Csehely Szilvia, Kun Adrienn, Orbán Edina, Katona Tamás, Orosz Mónika, Krasznai Zoárd Tibor, Deli Tamás, Jakab Attila
Department of Obstetrics and Gynaecology, Faculty of Medicine, University of Debrecen, Nagyerdei krt. 98, 4032 Debrecen, Hungary.
Doctoral School of Informatics, University of Debrecen, 4028 Debrecen, Hungary.
Diagnostics (Basel). 2025 Jul 6;15(13):1724. doi: 10.3390/diagnostics15131724.

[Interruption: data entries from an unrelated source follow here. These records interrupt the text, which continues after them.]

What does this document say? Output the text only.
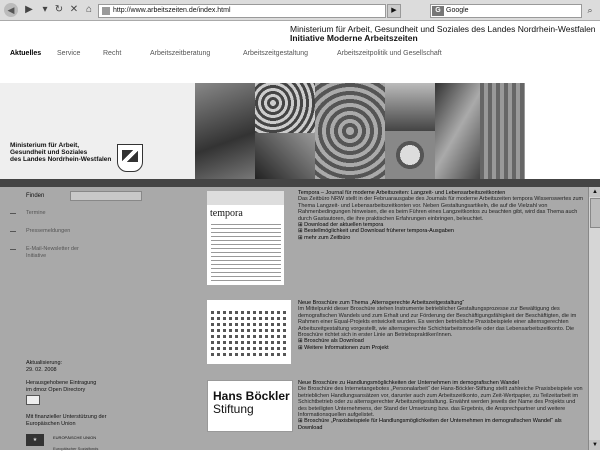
◀	▶ ▾ ↻ ✕ ⌂	http://www.arbeitszeiten.de/index.html	▶	G Google	⌕
Ministerium für Arbeit, Gesundheit und Soziales des Landes Nordrhein-Westfalen
Initiative Moderne Arbeitszeiten
Aktuelles Service	Recht	Arbeitszeitberatung	Arbeitszeitgestaltung	Arbeitszeitpolitik und Gesellschaft
Ministerium für Arbeit,
Gesundheit und Soziales
des Landes Nordrhein-Westfalen
▲
▼
Finden
Termine
Pressemeldungen
E-Mail-Newsletter der Initiative
Aktualisierung:
29. 02. 2008
Herausgehobene Eintragung
im dmoz Open Directory
Mit finanzieller Unterstützung der
Europäischen Union
★	EUROPÄISCHE UNION
Europäischer Sozialfonds
tempora
Hans Böckler
Stiftung
Tempora – Journal für moderne Arbeitszeiten: Langzeit- und Lebensarbeitszeitkonten
Das Zeitbüro NRW stellt in der Februarausgabe des Journals für moderne Arbeitszeiten tempora Wissenswertes zum Thema Langzeit- und Lebensarbeitszeitkonten vor. Neben Gestaltungsartikeln, die auf die Vielzahl von Rahmenbedingungen hinweisen, die es beim Führen eines Langzeitkontos zu beachten gibt, wird das Thema auch durch Gastautoren, die ihre praktischen Erfahrungen einbringen, beleuchtet.
⊞ Download der aktuellen tempora
⊞ Bestellmöglichkeit und Download früherer tempora-Ausgaben
⊞ mehr zum Zeitbüro
Neue Broschüre zum Thema „Alternsgerechte Arbeitszeitgestaltung“
Im Mittelpunkt dieser Broschüre stehen Instrumente betrieblicher Gestaltungsprozesse zur Bewältigung des demografischen Wandels und zum Erhalt und zur Förderung der Beschäftigungsfähigkeit der Beschäftigten, die im Rahmen einer Equal-Projekts entwickelt wurden. Es werden betriebliche Praxisbeispiele einer alternsgerechten Arbeitszeitgestaltung vorgestellt, wie alternsgerechte Schichtarbeitsmodelle oder das Lebensarbeitszeitkonto. Die Broschüre richtet sich in erster Linie an Betriebspraktiker/innen.
⊞ Broschüre als Download
⊞ Weitere Informationen zum Projekt
Neue Broschüre zu Handlungsmöglichkeiten der Unternehmen im demografischen Wandel
Die Broschüre des Internetangebotes „Personalarbeit“ der Hans-Böckler-Stiftung stellt zahlreiche Praxisbeispiele von betrieblichen Handlungsansätzen vor, darunter auch zum Arbeitszeitkonto, zum Zeit-Wertpapier, zu Teilzeitarbeit im Schichtbetrieb oder zu alternsgerechter Arbeitszeitgestaltung. Erwähnt werden jeweils der Name des Projekts und des beteiligten Unternehmens, der Stand der Umsetzung bzw. das Ergebnis, die Ansprechpartner und weitere Informationsquellen aufgelistet.
⊞ Broschüre „Praxisbeispiele für Handlungsmöglichkeiten der Unternehmen im demografischen Wandel“ als Download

: Premature ovarian insufficiency (POI) is a complex and heterogeneous condition affecting women of reproductive age. Historically, most POI cases have been classified as idiopathic due to limited diagnostic capabilities. However, due to the success of oncologic treatments and the increasing number of gynecologic surgeries enabled by improved diagnostics, the proportion of iatrogenic POI cases has risen substantially. : To investigate the current prevalence of POI etiologies, to compare the etiological distribution between two POI cohorts from a single tertiary center-one historical (1978-2003) and one contemporary (2017-2024)-and to explore how the spectrum of underlying causes has changed over the past four decades. : Data from 111 women diagnosed with POI between 2017 and 2024 were retrospectively reviewed and compared with those from a historical cohort of 172 patients. Etiologies were classified as genetic, autoimmune, iatrogenic, or idiopathic. Statistical comparisons were performed using chi-square and z-tests. Hormonal profiles and reproductive outcomes were also analyzed. : The current prevalence of POI etiologies is as follows: genetic 9.9%, autoimmune 18.9%, iatrogenic 34.2%, idiopathic 36.9%. In the historical POI cohort, etiologies were classified as genetic in 11.6%, autoimmune in 8.7%, iatrogenic in 7.6%, and idiopathic in 72.1%. The changes in the prevalence of autoimmune, iatrogenic, and idiopathic POI were statistically significant ( < 0.05). Reproductive outcomes remained limited: 10 pregnancies occurred in each cohort, with 7 live births in the contemporary group. : Our findings suggest a significant shift in the etiological landscape of POI, with a notable, more than fourfold rise in identifiable iatrogenic cases and a twofold increase in the autoimmune group, resulting in a halving of idiopathic POI. Prevalence of genetic etiology remained unchanged. While diagnostic capabilities have improved, reproductive outcomes remain largely unchanged and suboptimal.
卵巢早衰(POI)是一种影响育龄女性的复杂且异质性疾病。历史上,由于诊断能力有限,大多数POI病例被归类为特发性。然而,由于肿瘤治疗的成功以及诊断技术改进使妇科手术数量增加,医源性POI病例的比例大幅上升。
目的是调查POI病因的当前患病率,比较来自单一三级中心的两个POI队列(一个历史队列,1978 - 2003年;一个当代队列,2017 - 2024年)之间的病因分布,并探讨在过去四十年中潜在病因谱是如何变化的。
回顾性分析了2017年至2024年间诊断为POI的111名女性的数据,并与172名患者的历史队列数据进行比较。病因分为遗传、自身免疫、医源性或特发性。采用卡方检验和z检验进行统计学比较。还分析了激素水平和生殖结局。
POI病因的当前患病率如下:遗传因素占9.9%,自身免疫因素占18.9%,医源性因素占34.2%,特发性因素占36.9%。在历史POI队列中,病因分类为遗传因素占11.6%,自身免疫因素占8.7%,医源性因素占7.6%,特发性因素占72.1%。自身免疫性、医源性和特发性POI患病率的变化具有统计学意义(P<0.05)。生殖结局仍然有限:每个队列中有10例妊娠,当代组有7例活产。
我们的研究结果表明,POI的病因格局发生了显著变化,可识别的医源性病例显著增加,超过四倍,自身免疫组增加了两倍,导致特发性POI减半。遗传病因的患病率保持不变。虽然诊断能力有所提高,但生殖结局基本未变且不理想。